GE.2025.0032
CDAP - GE.2025.0032 - 2025-03-10 - A._____, B._____/Direction générale de l'environnement
10 mars 2025Français9 min
I.
Source vd.ch
TRIBUNAL CANTONAL
COUR DE DROIT ADMINISTRATIF ET PUBLIC
Arrêt du 10 mars 2025
Composition
M. André Jomini, président; M. Pascal Langone et M. Alex
Dépraz, juges; M. Quentin Ambrosini, greffier.
Recourants
1.
A.________, à
********,
2.
B.________, à
********,
Autorité intimée
Direction générale de
l'environnement (DGE), à Lausanne.
Objet
Loi sur l'information
Recours A.________ et B.________ c/ Direction générale de
l'environnement (refus de statuer, LInfo)
Vu les faits suivants:
A.
A.________ et B.________ ont ensemble présenté à la Direction générale
de l'environnement (DGE) le 20 décembre 2024 une "demande d'information"
fondée sur la loi cantonale sur l'information (LInfo; BLV 170.21).

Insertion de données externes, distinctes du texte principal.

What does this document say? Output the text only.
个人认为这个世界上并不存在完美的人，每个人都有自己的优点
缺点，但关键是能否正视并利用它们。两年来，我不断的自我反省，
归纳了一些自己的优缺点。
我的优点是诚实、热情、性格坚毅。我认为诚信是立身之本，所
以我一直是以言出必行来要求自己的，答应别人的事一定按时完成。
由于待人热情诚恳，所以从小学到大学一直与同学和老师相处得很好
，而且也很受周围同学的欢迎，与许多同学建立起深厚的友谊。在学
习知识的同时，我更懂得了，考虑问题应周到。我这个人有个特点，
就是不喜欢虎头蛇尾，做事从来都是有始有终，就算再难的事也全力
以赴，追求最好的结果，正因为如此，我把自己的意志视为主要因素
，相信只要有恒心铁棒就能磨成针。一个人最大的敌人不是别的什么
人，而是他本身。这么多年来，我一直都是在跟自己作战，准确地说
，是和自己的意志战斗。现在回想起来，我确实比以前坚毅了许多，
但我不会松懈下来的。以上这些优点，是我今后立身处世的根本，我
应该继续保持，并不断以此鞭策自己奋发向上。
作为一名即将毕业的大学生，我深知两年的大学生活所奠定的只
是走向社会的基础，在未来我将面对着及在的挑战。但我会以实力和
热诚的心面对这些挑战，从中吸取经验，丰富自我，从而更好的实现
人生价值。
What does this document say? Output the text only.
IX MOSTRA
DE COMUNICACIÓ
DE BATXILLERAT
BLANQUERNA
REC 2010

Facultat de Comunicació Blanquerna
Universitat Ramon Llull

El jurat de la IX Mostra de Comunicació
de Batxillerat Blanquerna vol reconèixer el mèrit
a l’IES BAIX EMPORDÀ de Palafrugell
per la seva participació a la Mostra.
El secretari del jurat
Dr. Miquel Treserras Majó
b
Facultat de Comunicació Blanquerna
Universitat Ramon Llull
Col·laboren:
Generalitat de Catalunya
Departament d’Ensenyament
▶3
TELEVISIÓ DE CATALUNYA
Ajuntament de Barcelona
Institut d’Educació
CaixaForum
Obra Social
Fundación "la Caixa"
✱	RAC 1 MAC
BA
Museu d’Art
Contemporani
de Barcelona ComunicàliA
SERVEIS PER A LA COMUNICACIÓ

Ils
demandaient que leur soit communiqué le document suivant: "Liste des
types de documents officiels au sens de l'art. 13 RLinfo".
L'art. 13 du règlement d'application de la loi sur
l'information (RLInfo; BLV 170.21.1) a la teneur suivante:
"Art. 13 Document
officiel (LInfo, art. 9)
1 Les services tiennent
une liste des types de documents officiels dont ils sont auteurs ou qu'ils
détiennent.
2 La liste indique
quels documents sont en principe exclus du droit d'information.
3 La liste est
publique, dans les limites de l'article 16 de la LInfo."
B.
Le 13 janvier 2025, la DGE leur a répondu (sous la signature du
directeur général) qu'elle transmettait la demande au Préposé au droit à
l'information (ci-après: le Préposé) car il traitait déjà une demande des
requérants concernant l'accès à certains documents ou informations.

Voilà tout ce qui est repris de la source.